| tags: [ Data Cleaning Genomic Data PLINK R ] categories: [Coding Experiments ]

Re-trying default merge

Introduction

The missing genotype filtering is still removing more variants than expected. We suspect that PLINK may not be handling the overlapping data/duplicate samples well. Therefore, I will be removing the SNP-array data for individuals that have duplicate data before attempting to merge the data set using the default setting (consensus calls) in PLINK.

Methods and Results

1. Identify individuals with SNP-array only and duplicate data.

Using the master spreadsheet containing UUIDs, I 1) isolated all NIES individuals, 2) isolated NIES individuals with SNP data (GWAS_NIES), 3) separate individuals with potential duplicates and SNP-array data.

From this:

  • 363 UUIDs with SNP-data

  • 73 UUIDs with WGS and/or SNP-array (I do not know for sure which individuals have duplicate data because I do not have the list of IDs for individuals with SNP-array data)

  • 290 UUIDs with ONLY SNP-array data (presumably)

2. Extract SNP-aray data for 290 individuals

array_filtered file contains 9million+ variants extracted from the original SNP-array file.

plink --bfile plink_output/array_filtered --keep snp-array_only_uuid.txt --make-bed --out NIES.array.hg38

Note: data for 288 are extracted

3. Try default merging with new array data set

plink --bfile NIES.array.hg38 --bmerge plink_output/wgs_filtered.bed plink_output/wgs_filtered.bim plink_output/wgs_filtered.fam --make-bed --out merged_def2_nies

I accidentally used the wgs_filtered file which contains data for all 108 individuals with WGS data.

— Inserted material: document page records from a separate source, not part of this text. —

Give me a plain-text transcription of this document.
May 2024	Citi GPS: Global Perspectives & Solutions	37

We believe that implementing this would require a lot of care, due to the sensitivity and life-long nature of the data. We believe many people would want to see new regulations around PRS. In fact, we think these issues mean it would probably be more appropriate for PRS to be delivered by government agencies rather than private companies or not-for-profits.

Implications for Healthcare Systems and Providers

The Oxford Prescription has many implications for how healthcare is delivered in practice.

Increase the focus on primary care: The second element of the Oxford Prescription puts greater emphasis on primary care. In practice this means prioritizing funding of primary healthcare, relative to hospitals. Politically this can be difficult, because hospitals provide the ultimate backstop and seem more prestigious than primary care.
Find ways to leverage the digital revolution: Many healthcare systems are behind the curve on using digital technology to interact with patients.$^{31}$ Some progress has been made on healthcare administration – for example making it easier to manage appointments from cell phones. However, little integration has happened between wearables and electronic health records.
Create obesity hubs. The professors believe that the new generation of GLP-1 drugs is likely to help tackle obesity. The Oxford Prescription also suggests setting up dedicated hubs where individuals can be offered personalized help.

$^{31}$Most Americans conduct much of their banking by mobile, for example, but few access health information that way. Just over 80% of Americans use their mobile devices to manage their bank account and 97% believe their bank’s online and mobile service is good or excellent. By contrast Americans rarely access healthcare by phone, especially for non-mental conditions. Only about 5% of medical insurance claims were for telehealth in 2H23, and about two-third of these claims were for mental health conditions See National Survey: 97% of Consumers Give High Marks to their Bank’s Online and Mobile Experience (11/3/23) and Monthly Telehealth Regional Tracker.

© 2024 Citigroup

Not all are NIES individuals.

4. Extract merged data for NIES

plink --bfile merged_def2_nies --keep gwas_niesID.txt --make-bed --out merged_def3_nies

gwas_niesID.txt contains UUIDs of all NIES individuals with SNP data.

Output:

  • 361 people remain
  • 9,155,053 variants

5. Fix paternal and maternal IDs in merged_def3_nies fam file (change all to 0)

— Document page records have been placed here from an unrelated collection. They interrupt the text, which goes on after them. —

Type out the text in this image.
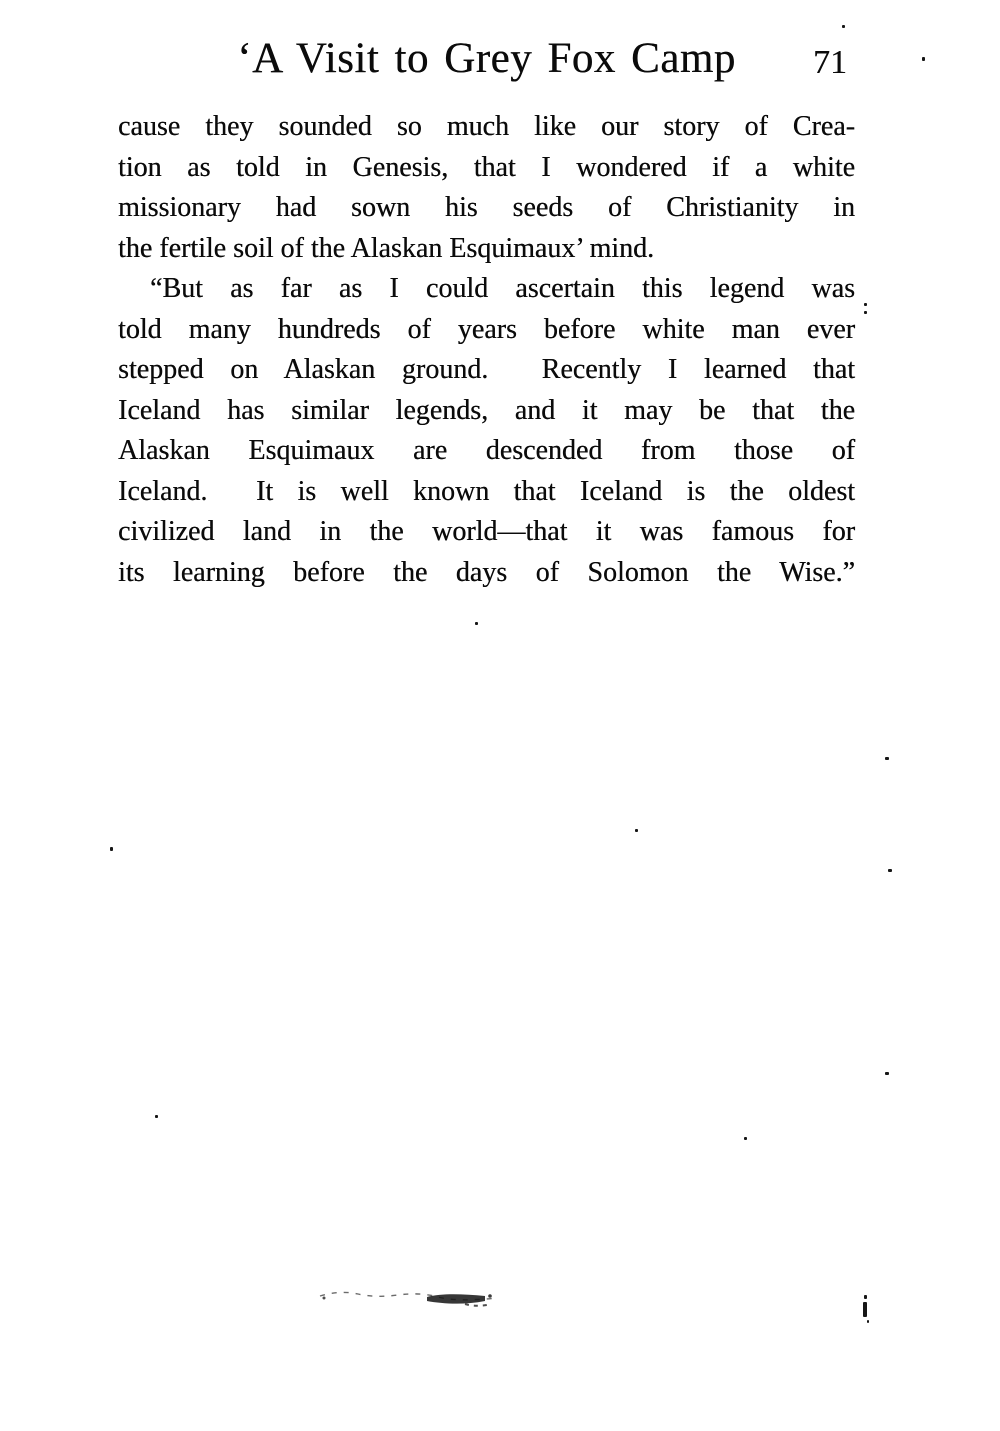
‘A Visit to Grey Fox Camp	71

cause they sounded so much like our story of Crea-
tion as told in Genesis, that I wondered if a white
missionary had sown his seeds of Christianity in
the fertile soil of the Alaskan Esquimaux’ mind.

“But as far as I could ascertain this legend was
told many hundreds of years before white man ever
stepped on Alaskan ground.  Recently I learned that
Iceland has similar legends, and it may be that the
Alaskan Esquimaux are descended from those of
Iceland.  It is well known that Iceland is the oldest
civilized land in the world—that it was famous for
its learning before the days of Solomon the Wise.”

6. Filter variants based on HWE p-value

plink1.9 --bfile merged_def3_nies --hwe 1.8e-7 --make-bed --out plink_output/merged_nies_hwefilter

Output:

  • 8811 variants removed
  • 9,146,242 variants remain

7. Filter based on missing genotypes

plink1.9 --bfile plink_output/merged_nies_hwefilter --mind 0.05 --geno 0.01 --make-bed --out merged_nies_filter

Output:

  • 2 people removed
  • 3,158,627 variants removed
plink1.9 --bfile plink_output/merged_nies_hwefilter --mind 0.1 --geno 0.05 --make-bed --out merged_nies_filter

Output:

  • 0 people removed
  • 1,092,421 variants removed

Trying the default merge yielded very similar results to merge mode 3 with overlapping results.